Un concours de circonstances favorables
Le partenariat entre la Ville et la communauté francophone de Coquitlam est né grâce à trois catalyseurs qui sont arrivés à point nommé. « En accordant une somme de 400 000 $ au plan de revitalisation de Maillardville, Diversification de l'économie de l’Ouest Canada a ouvert une brèche. Cet argent est devenu un catalyseur », souligne Jennifer Wilkie, gestionnaire de la planification municipale à la Ville de Coquitlam.

Ensuite, la tenue des Jeux olympiques et paralympiques d’hiver de 2010 à Vancouver nous a obligés à trouver des moyens de permettre à Coquitlam d’en tirer profit. »

Le troisième catalyseur est venu du milieu politique. « Le conseil municipal a accordé une voix politique aux habitants du quartier », fait remarquer madame Wilkie, qui précise que la Ville n’a pas attendu les deux premiers catalyseurs pour considérer Maillardville comme un quartier unique, un élément qui définissait Coquitlam. Sa collègue, Therese Mickelson, gestionnaire des communications municipales, le confirme. « Maillardville se trouve au cœur de l’histoire de notre municipalité. Au fil des ans, notre ville est devenue multiculturelle, mais ses racines se trouvent à Maillardville et dans les communautés autochtones. » Selon Jennifer Wilkie, l’effort de la Ville pour donner à Maillardville une image de marque s’inscrit dans cette optique. « La plupart des gens d’ici vous diront que la culture francophone vaut la peine d’être préservée. » 

Tous pour un patrimoine

Descendant d’une des premières familles qui se sont installées à Maillardville, le conseiller municipal Richard Stewart vit à Coquitlam depuis sa naissance. Il est convaincu que le vent est en train de tourner en faveur de la communauté francophone. « La population de Coquitlam comprend beaucoup mieux l’importance des premiers pionniers francophones pour notre communauté. Notre patrimoine culturel et architectural était en train de disparaître, mais les francophones étaient les seuls à le déplorer. Aujourd’hui, nous nous rattrapons. » Selon monsieur Stewart, les élus municipaux portent une attention particulière aux mesures prises par le gouvernement fédéral, et cette nouvelle attitude en étonne plusieurs.

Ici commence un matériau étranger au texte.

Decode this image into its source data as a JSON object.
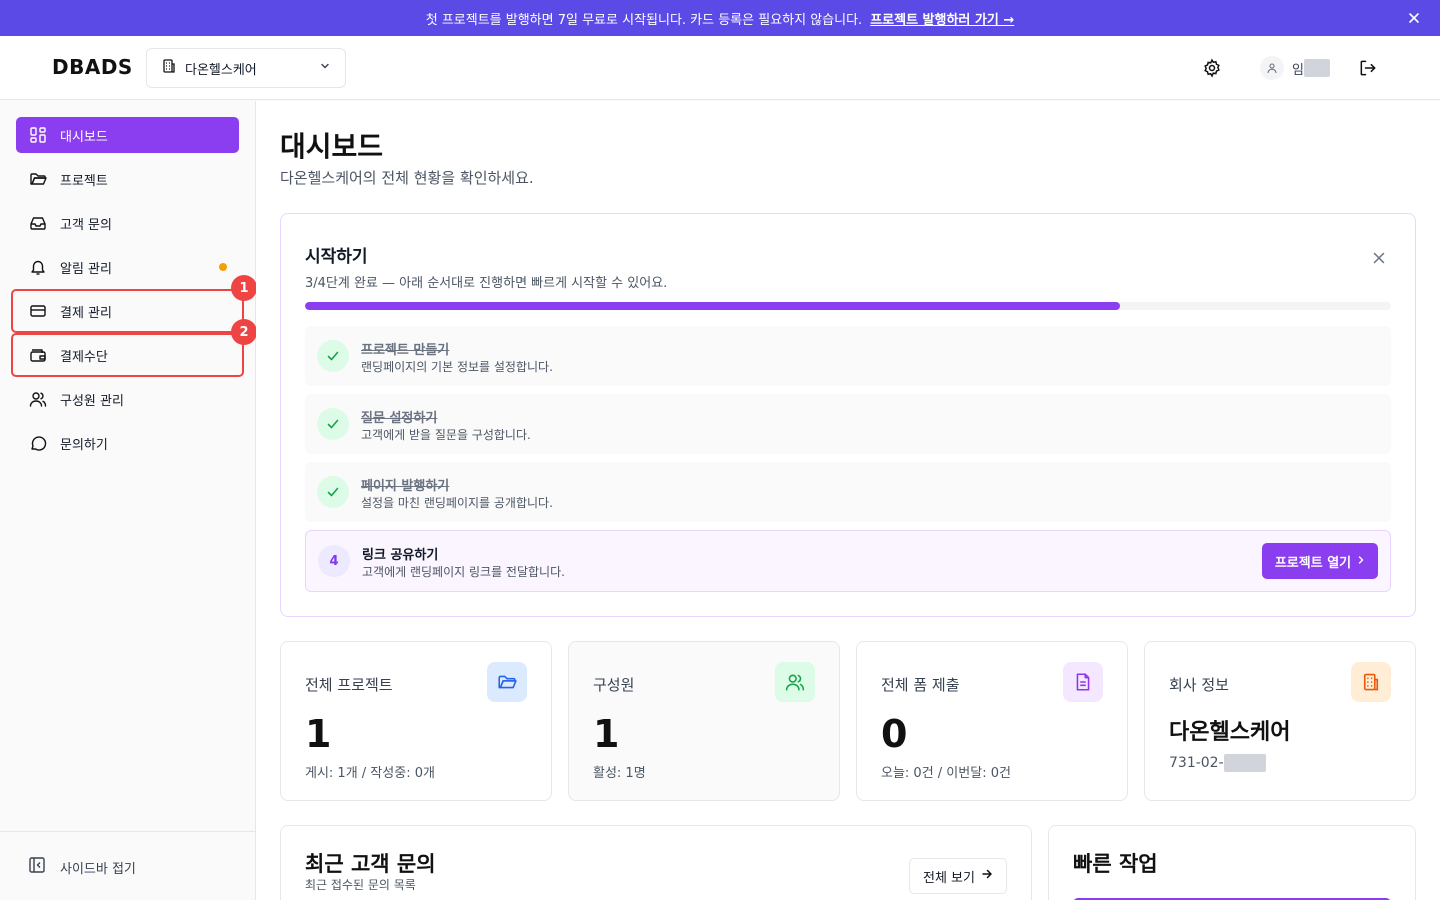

En tant que fils de Maillardville, Richard Stewart est ému par cette récente solidarité. « Certains jours, les larmes me montent aux yeux à la pensée que nous allons enfin réussir à sauver notre patrimoine. Toutes les tentatives précédentes ont échoué. Cette fois-ci, c’est différent : le conseil municipal est de notre côté. Nous en avons eu un bel exemple hier soir. Une délégation de Maillardville s’est présentée à la réunion du conseil municipal pour y chanter Gens de Maillardville sur l’air de Gens du pays. Il y a dix ans, on n’aurait jamais vu cela! »

Liens

Ville de CoquitlamLien autre que le gouvernement du Canada (en anglais seulement)

Revitalisation de Maillardville par la Ville de CoquitlamLien autre que le gouvernement du Canada (en anglais seulement)

Profil démographique de CoquitlamSite du gouvernement du Canada

Festival du boisLien autre que le gouvernement du Canada

Société francophone de MaillardvilleLien autre que le gouvernement du Canada

Maillardville vu de l’étrangerLien autre que le gouvernement du Canada (en anglais seulement)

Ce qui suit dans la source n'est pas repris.